The State Department of Superintendent Protection

monkeysby John Butcher

On June 7, I posted a letter to the President of the State Board of Education from a former Latin teacher in the Roanoke County system alleging cheating at one or more schools in that system. That teacher, Robert Maronic, averred “widespread” cheating and claimed to have informed the administration of the problem in November, 2012, the Board of Supervisors in October, 2015, and the School Board in November, 2015.

(Maronic posted an op-ed in Bacon’s Rebellion on the same topic: “Halt the High School Cheating Epidemic.” — JAB)

On June 24, Maronic received a reply (reproduced below) from the President of the Board of Education. Let’s analyze that letter.

Thank you for your letter detailing concerns with the Roanoke County Public School system. I appreciate you [sic] taking the time to contact the Virginia Board of Education.

Just from the first sentence we know this letter is Bad News: President Cannaday characterizes allegations of wholesale cheating as “concerns.”

The [Roanoke County Public School] division informed the Department that it is taking measures to address this issue and is working with outside support to combat this challenge.

So, the Roanoke County division admits to some or all of the allegations:

  • It is taking unspecified “measures.”
  • Those measures will “address,” but perhaps not eliminate the cheating.
  • The division is “working” with outsiders to “combat this challenge.”

What this does not say is that the Roanoke County School Superintendent has eliminated the cheating and fired the people responsible for it.

Pursuant to the Constitution of Virginia, the Board of Education determines and prescribes the Standards of Quality for school divisions, and the supervision of schools in each school division is vested in the local school board.

Hmmm.  Let’s look at authority:

  • Va. Const. art. VIII, § 4:  The general supervision of the public school system shall be vested in a Board of Education . . .
  • Va. Code § 22.1-65:  A division superintendent may be assessed a reasonable fine, suspended from office for a limited period or removed from office by either the Board of Education, upon recommendation of the Superintendent of Public Instruction or the school board of the division for sufficient cause.

We need not parse the scope of “general supervision” to understand that the Roanoke County Superintendent is responsible for what happens in his system.  Either he knew of the cheating and needs to be fired for not dealing with it, or he did not know of the cheating so he needs to be fired for incompetence.

And Cannaday is president of one of the two boards that can do the firing.

As the Roanoke County Public School division is working to comply with all Standards of Quality, further intervention by the Board of Education is not necessary or authorized.

“Working to comply” has a nice, bureaucratic ring to it. Unfortunately it is content neutral as to the real issues: What, exactly, was the extent of the cheating? Who was responsible for allowing it? Have all those people been fired? What steps has the Superintendent taken to assure the public that the cheating is stopped and will not be restarted?

As to further intervention — Huh?
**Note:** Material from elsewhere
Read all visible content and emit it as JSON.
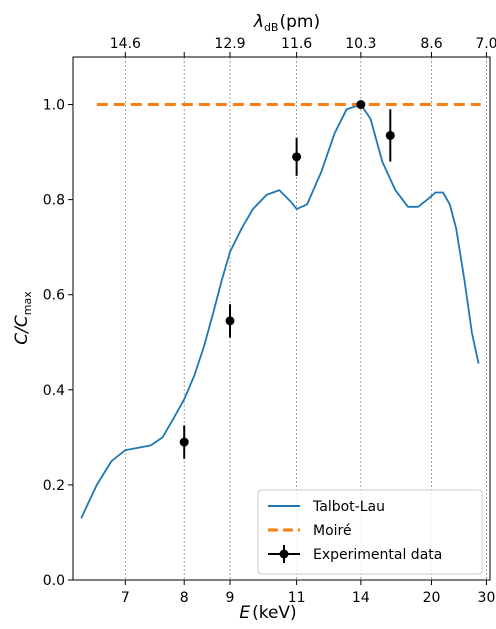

Where was the first intervention? — not being authorized, we have the president of the Board of Education, who can fire the local superintendent, uttering a bald lie.

Dr. Billy K. Cannaday, Jr.
President

Did you get that, peasant?  You’re dealing with DOCTOR Cannaday, not some uncredentialed bureaucrat.

More to the point, DOCTOR Cannaday’s degree is in educational administration. If DOCTOR Cannaday had paid attention while acquiring that degree, Virginia Tech would have taught him that hiding behind a misstatement of the law, in preference to doing his job, is not something a competent educational administrator would do.

If I may step back from the snark for a moment: This letter is written in what Peggy Noonan calls the “horrible bureaucratic nonlanguage people in government revert to when they don’t want to be understood.” Entirely aside from the shocking misstatement of the law and the appalling refusal to deal with a cheating scandal, the letter sends the message that our education establishment cannot (or will not) write clearly and in good English (I trust you caught the absence of the plural with the gerund in the second sentence).

For sure, Cannaday did not draft this awful document; some bureaucrat in VDOE wrote it in the Mother Tongue of the bureaucracy. But Cannaday signed the thing and, thus, is stained by it.

I used to hold VDOE and VBOE in high regard.  Looks like I am a slow learner.